Так ведь нет же. Мало того, что в своей бурной юности бедный Языков толком ничему не учился, хотя и высидел в Дерпте несколько лет. Дело известное, молодое, понятное. Как не простить, когда и сам он в такие же юные годы образовал себя мало.

Однако ж и после, войдя уже в зрелые годы, когда мужает всякое дарование и для вскормления себя требует обильнейшей пищи самых разносторонних познаний во всем, что есть жизнь и что есть человек, Языков не сделал почти ничего. То составлял обширнейший план понакупить великое множество книг и на многие годы удалиться в глухую деревню, чтобы там всё прочитать, всё усвоить себе. То составлял планы обширнейших сочинений. А глядь — забавлялся кипучими спорами в говорливой Москве и ни к чему не приготовил серьезно себя. Ни к великим свершениям. Ни к тяжким испытаниям жизни, какие непременно у каждого из живущих встают на пути и к каким всякий живущий обязан заранее приготовить себя, чтобы не впасть в противное Богу ничтожество, перед лицом неминуемых испытаний не растерять человека в себе. Не даром же сказано, что из нас свой крест у каждого и нести этот крест самому. Твой крест за тебя никто не снесет.

А крест уже был готов.

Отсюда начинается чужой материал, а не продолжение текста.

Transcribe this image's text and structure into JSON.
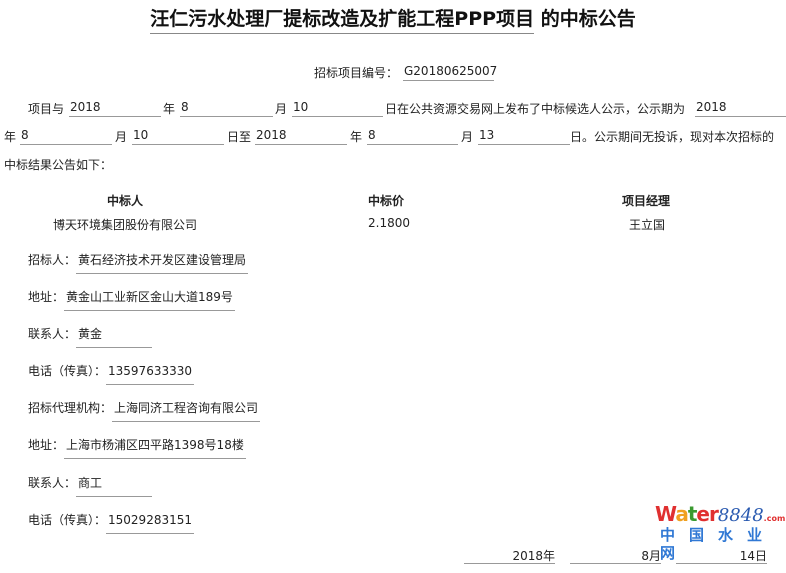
{
  "title": {
    "underlined": "汪仁污水处理厂提标改造及扩能工程PPP项目",
    "rest": " 的中标公告"
  },
  "project_no": {
    "label": "招标项目编号：",
    "value": "G20180625007"
  },
  "para": {
    "p1": "项目与",
    "y1": "2018",
    "t_year": "年",
    "m1": "8",
    "t_month": "月",
    "d1": "10",
    "t2": "日在公共资源交易网上发布了中标候选人公示，公示期为",
    "y2": "2018",
    "m2": "8",
    "d2": "10",
    "t_to": "日至",
    "y3": "2018",
    "m3": "8",
    "d3": "13",
    "t3": "日。公示期间无投诉，现对本次招标的",
    "t4": "中标结果公告如下："
  },
  "table": {
    "headers": [
      "中标人",
      "中标价",
      "项目经理"
    ],
    "row": [
      "博天环境集团股份有限公司",
      "2.1800",
      "王立国"
    ]
  },
  "fields": [
    {
      "label": "招标人：",
      "value": "黄石经济技术开发区建设管理局"
    },
    {
      "label": "地址：",
      "value": "黄金山工业新区金山大道189号"
    },
    {
      "label": "联系人：",
      "value": "黄金"
    },
    {
      "label": "电话（传真）：",
      "value": "13597633330"
    },
    {
      "label": "招标代理机构：",
      "value": "上海同济工程咨询有限公司"
    },
    {
      "label": "地址：",
      "value": "上海市杨浦区四平路1398号18楼"
    },
    {
      "label": "联系人：",
      "value": "商工"
    },
    {
      "label": "电话（传真）：",
      "value": "15029283151"
    }
  ],
  "footer_date": {
    "year": "2018年",
    "month": "8月",
    "day": "14日"
  },
  "watermark": {
    "text": "water8848.com",
    "cn": "中国水业网"
  }
}
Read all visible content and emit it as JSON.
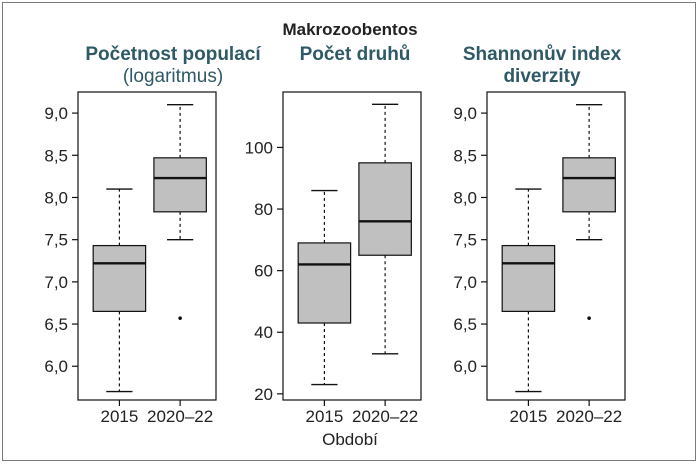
{
  "figure": {
    "title": "Makrozoobentos",
    "xlabel": "Období"
  },
  "panels": [
    {
      "title": "Početnost populací",
      "subtitle": "(logaritmus)"
    },
    {
      "title": "Počet druhů",
      "subtitle": ""
    },
    {
      "title": "Shannonův index",
      "subtitle": "diverzity"
    }
  ],
  "colors": {
    "box_fill": "#c0c0c0",
    "line": "#111111",
    "title": "#2f5966"
  },
  "chart_data": [
    {
      "type": "box",
      "title": "Početnost populací (logaritmus)",
      "xlabel": "Období",
      "ylabel": "",
      "ylim": [
        5.6,
        9.25
      ],
      "yticks": [
        "6,0",
        "6,5",
        "7,0",
        "7,5",
        "8,0",
        "8,5",
        "9,0"
      ],
      "ytick_values": [
        6.0,
        6.5,
        7.0,
        7.5,
        8.0,
        8.5,
        9.0
      ],
      "categories": [
        "2015",
        "2020–22"
      ],
      "boxes": [
        {
          "whislo": 5.7,
          "q1": 6.65,
          "med": 7.22,
          "q3": 7.43,
          "whishi": 8.1,
          "fliers": []
        },
        {
          "whislo": 7.5,
          "q1": 7.83,
          "med": 8.23,
          "q3": 8.47,
          "whishi": 9.1,
          "fliers": [
            6.57
          ]
        }
      ]
    },
    {
      "type": "box",
      "title": "Počet druhů",
      "xlabel": "Období",
      "ylabel": "",
      "ylim": [
        18,
        118
      ],
      "yticks": [
        "20",
        "40",
        "60",
        "80",
        "100"
      ],
      "ytick_values": [
        20,
        40,
        60,
        80,
        100
      ],
      "categories": [
        "2015",
        "2020–22"
      ],
      "boxes": [
        {
          "whislo": 23,
          "q1": 43,
          "med": 62,
          "q3": 69,
          "whishi": 86,
          "fliers": []
        },
        {
          "whislo": 33,
          "q1": 65,
          "med": 76,
          "q3": 95,
          "whishi": 114,
          "fliers": []
        }
      ]
    },
    {
      "type": "box",
      "title": "Shannonův index diverzity",
      "xlabel": "Období",
      "ylabel": "",
      "ylim": [
        5.6,
        9.25
      ],
      "yticks": [
        "6,0",
        "6,5",
        "7,0",
        "7,5",
        "8,0",
        "8,5",
        "9,0"
      ],
      "ytick_values": [
        6.0,
        6.5,
        7.0,
        7.5,
        8.0,
        8.5,
        9.0
      ],
      "categories": [
        "2015",
        "2020–22"
      ],
      "boxes": [
        {
          "whislo": 5.7,
          "q1": 6.65,
          "med": 7.22,
          "q3": 7.43,
          "whishi": 8.1,
          "fliers": []
        },
        {
          "whislo": 7.5,
          "q1": 7.83,
          "med": 8.23,
          "q3": 8.47,
          "whishi": 9.1,
          "fliers": [
            6.57
          ]
        }
      ]
    }
  ]
}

При беспечном и разгульном образе жизни в теле рано угнездилась болезнь, и поэт подкосился под бременем испытаний и до того расстроился духом, что целую зиму, несмотря на все усилия с его стороны, ничего не писал. Лишь только весной, приободрясь, должно быть, под золотыми лучами итальянского солнца, набросил изящный, с брызгами своего таланта лоскутик о весне и снова надолго примолк.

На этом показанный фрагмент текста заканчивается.